Researchers at four institutions, led by Stanford University and Brown University, have begun the REPAIR project (Reorganization and Plasticity to Accelerate Injury Recovery), an effort with more than $14 million of DARPA funding to learn both how the brain and its microcircuitry react to sudden physiological changes and what can be done to encourage recovery from injury.

The project will yield new brain implant technologies that can both sense the brain’s electrical signals and deliver optogenetic light pulses to neural tissue.

“To access and truly understand the operation of brain microcircuits and their function, the team will pursue a new generation of implantable optogenetic microdevices, with the ultimate aim of achieving a clinically useful, two-way communication link with the brain,” said Arto Nurmikko, a professor of electrical engineering and physics at Brown.

Optogenetic techniques allow researchers to genetically engineer specific types of cells in brain circuits that will turn on or off in response to pulses of a specific color of light delivered to brain tissue via an implant.

The researchers will use optogenetics to produce completely reversible “injuries” in the brains of research animals, by temporarily turning off specific parts of the brain. They will then study how the brain might rewire itself to deal with that tissue becoming unavailable, said Karl Deisseroth, associate professor of bioengineering and of psychiatry and behavioral sciences at Stanford, who pioneered optogenetics.

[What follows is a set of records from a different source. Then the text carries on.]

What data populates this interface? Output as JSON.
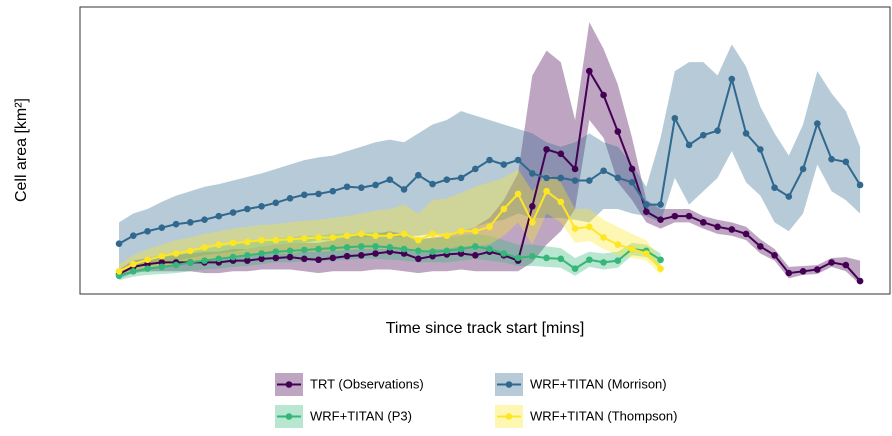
{
  "chart_data": {
    "type": "line",
    "x_label": "Time since track start [mins]",
    "y_label": "Cell area [km²]",
    "xlim": [
      -13.7,
      270.5
    ],
    "ylim": [
      4.5,
      327
    ],
    "xticks": [
      0,
      100,
      200
    ],
    "yticks": [
      100,
      200,
      300
    ],
    "x_minor_ticks": [
      50,
      150,
      250
    ],
    "y_minor_ticks": [
      50,
      150,
      250
    ],
    "grid": true,
    "legend_position": "bottom",
    "x": [
      0,
      5,
      10,
      15,
      20,
      25,
      30,
      35,
      40,
      45,
      50,
      55,
      60,
      65,
      70,
      75,
      80,
      85,
      90,
      95,
      100,
      105,
      110,
      115,
      120,
      125,
      130,
      135,
      140,
      145,
      150,
      155,
      160,
      165,
      170,
      175,
      180,
      185,
      190,
      195,
      200,
      205,
      210,
      215,
      220,
      225,
      230,
      235,
      240,
      245,
      250,
      255,
      260
    ],
    "series": [
      {
        "name": "TRT (Observations)",
        "color": "#440154",
        "values": [
          27,
          35,
          38,
          40,
          40,
          40,
          40,
          40,
          42,
          42,
          44,
          45,
          46,
          44,
          43,
          45,
          47,
          48,
          50,
          52,
          50,
          44,
          47,
          49,
          50,
          48,
          52,
          48,
          42,
          103,
          167,
          162,
          145,
          255,
          228,
          187,
          145,
          97,
          88,
          92,
          92,
          85,
          80,
          77,
          72,
          58,
          48,
          28,
          30,
          32,
          40,
          37,
          19
        ],
        "upper": [
          32,
          42,
          45,
          48,
          48,
          50,
          52,
          52,
          55,
          55,
          58,
          60,
          62,
          62,
          62,
          65,
          68,
          70,
          72,
          75,
          72,
          65,
          68,
          70,
          75,
          80,
          90,
          110,
          140,
          250,
          278,
          265,
          200,
          310,
          280,
          240,
          180,
          110,
          100,
          100,
          100,
          92,
          88,
          85,
          80,
          66,
          55,
          35,
          36,
          37,
          45,
          46,
          42
        ],
        "lower": [
          22,
          28,
          30,
          30,
          30,
          30,
          28,
          28,
          30,
          30,
          32,
          32,
          32,
          30,
          28,
          30,
          30,
          30,
          32,
          32,
          30,
          28,
          30,
          30,
          32,
          30,
          30,
          30,
          30,
          40,
          60,
          75,
          100,
          200,
          180,
          130,
          110,
          85,
          78,
          85,
          85,
          78,
          72,
          70,
          65,
          50,
          42,
          22,
          26,
          27,
          35,
          30,
          15
        ]
      },
      {
        "name": "WRF+TITAN (Morrison)",
        "color": "#31688e",
        "values": [
          61,
          70,
          75,
          79,
          83,
          85,
          88,
          92,
          96,
          100,
          103,
          107,
          112,
          116,
          117,
          120,
          125,
          124,
          127,
          133,
          122,
          138,
          128,
          133,
          135,
          145,
          155,
          150,
          155,
          140,
          135,
          135,
          132,
          132,
          143,
          135,
          130,
          105,
          105,
          202,
          172,
          183,
          188,
          246,
          185,
          167,
          124,
          114,
          145,
          196,
          156,
          153,
          127
        ],
        "upper": [
          85,
          95,
          100,
          108,
          115,
          120,
          125,
          128,
          132,
          136,
          140,
          145,
          150,
          155,
          158,
          160,
          165,
          170,
          175,
          178,
          175,
          185,
          195,
          200,
          210,
          205,
          200,
          195,
          190,
          185,
          175,
          170,
          175,
          185,
          175,
          170,
          150,
          125,
          180,
          255,
          265,
          265,
          250,
          285,
          260,
          215,
          185,
          160,
          195,
          255,
          230,
          210,
          170
        ],
        "lower": [
          30,
          35,
          38,
          40,
          42,
          45,
          48,
          50,
          52,
          55,
          58,
          60,
          62,
          62,
          65,
          65,
          68,
          68,
          70,
          70,
          68,
          70,
          72,
          72,
          75,
          80,
          85,
          88,
          95,
          90,
          90,
          90,
          88,
          85,
          100,
          100,
          95,
          92,
          85,
          135,
          105,
          120,
          135,
          165,
          130,
          115,
          85,
          75,
          95,
          150,
          120,
          110,
          95
        ]
      },
      {
        "name": "WRF+TITAN (P3)",
        "color": "#35b779",
        "values": [
          25,
          30,
          33,
          35,
          37,
          40,
          42,
          44,
          46,
          48,
          50,
          52,
          53,
          54,
          55,
          56,
          57,
          58,
          58,
          57,
          55,
          53,
          52,
          53,
          55,
          58,
          55,
          50,
          45,
          47,
          45,
          44,
          33,
          43,
          40,
          42,
          55,
          53,
          43,
          null,
          null,
          null,
          null,
          null,
          null,
          null,
          null,
          null,
          null,
          null,
          null,
          null,
          null
        ],
        "upper": [
          30,
          38,
          42,
          45,
          48,
          52,
          55,
          58,
          60,
          62,
          65,
          67,
          68,
          70,
          70,
          72,
          72,
          73,
          74,
          73,
          70,
          68,
          67,
          68,
          70,
          72,
          70,
          65,
          60,
          60,
          58,
          56,
          45,
          52,
          50,
          52,
          62,
          60,
          50,
          null,
          null,
          null,
          null,
          null,
          null,
          null,
          null,
          null,
          null,
          null,
          null,
          null,
          null
        ],
        "lower": [
          20,
          24,
          26,
          27,
          28,
          30,
          32,
          33,
          35,
          36,
          38,
          40,
          40,
          41,
          42,
          42,
          43,
          44,
          44,
          43,
          42,
          40,
          40,
          40,
          42,
          44,
          42,
          40,
          36,
          36,
          35,
          34,
          25,
          35,
          32,
          34,
          48,
          46,
          36,
          null,
          null,
          null,
          null,
          null,
          null,
          null,
          null,
          null,
          null,
          null,
          null,
          null,
          null
        ]
      },
      {
        "name": "WRF+TITAN (Thompson)",
        "color": "#fde725",
        "values": [
          30,
          38,
          43,
          47,
          50,
          53,
          57,
          60,
          62,
          63,
          65,
          65,
          66,
          67,
          68,
          68,
          70,
          72,
          70,
          70,
          72,
          65,
          72,
          70,
          75,
          75,
          80,
          100,
          117,
          85,
          120,
          108,
          78,
          80,
          68,
          60,
          55,
          50,
          33,
          null,
          null,
          null,
          null,
          null,
          null,
          null,
          null,
          null,
          null,
          null,
          null,
          null,
          null
        ],
        "upper": [
          38,
          48,
          55,
          60,
          65,
          68,
          72,
          75,
          78,
          80,
          82,
          83,
          85,
          87,
          88,
          90,
          92,
          95,
          98,
          100,
          105,
          95,
          110,
          112,
          118,
          125,
          130,
          135,
          145,
          120,
          140,
          130,
          100,
          100,
          88,
          80,
          72,
          65,
          42,
          null,
          null,
          null,
          null,
          null,
          null,
          null,
          null,
          null,
          null,
          null,
          null,
          null,
          null
        ],
        "lower": [
          24,
          30,
          34,
          36,
          38,
          40,
          43,
          45,
          47,
          48,
          50,
          50,
          50,
          52,
          52,
          53,
          54,
          55,
          55,
          55,
          56,
          50,
          55,
          55,
          58,
          58,
          60,
          70,
          85,
          60,
          95,
          85,
          62,
          64,
          55,
          48,
          45,
          42,
          26,
          null,
          null,
          null,
          null,
          null,
          null,
          null,
          null,
          null,
          null,
          null,
          null,
          null,
          null
        ]
      }
    ]
  }
}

As the team’s researchers learn more about brain function in normal operation and during a simulated injury, they hope to gain a better understanding of how to encourage the brain to rewire itself further, said Krishna Shenoy, an associate professor of electrical engineering and of bioengineering at Stanford and principal investigator of the REPAIR project. In instances when the brain’s ability to heal itself reaches a limit, the researchers may find other ways to restore function.

For instance, Shenoy said, the team hopes to develop a new model of the flow of information around the brain and how each part generates the signals needed by other parts. That kind of insight could help lead to the development of prosthetic computer chips that mimic and replace the computational role of injured regions of the brain. These chips might be miniaturized versions of the implants developed in the REPAIR project, which are capable not only of reading neural-electrical signals but also of generating optical-neural signals for use by brain cells.

“Ultimately, this is aimed at trying to help people who’ve suffered a brain injury, in an entirely new way,” said Shenoy.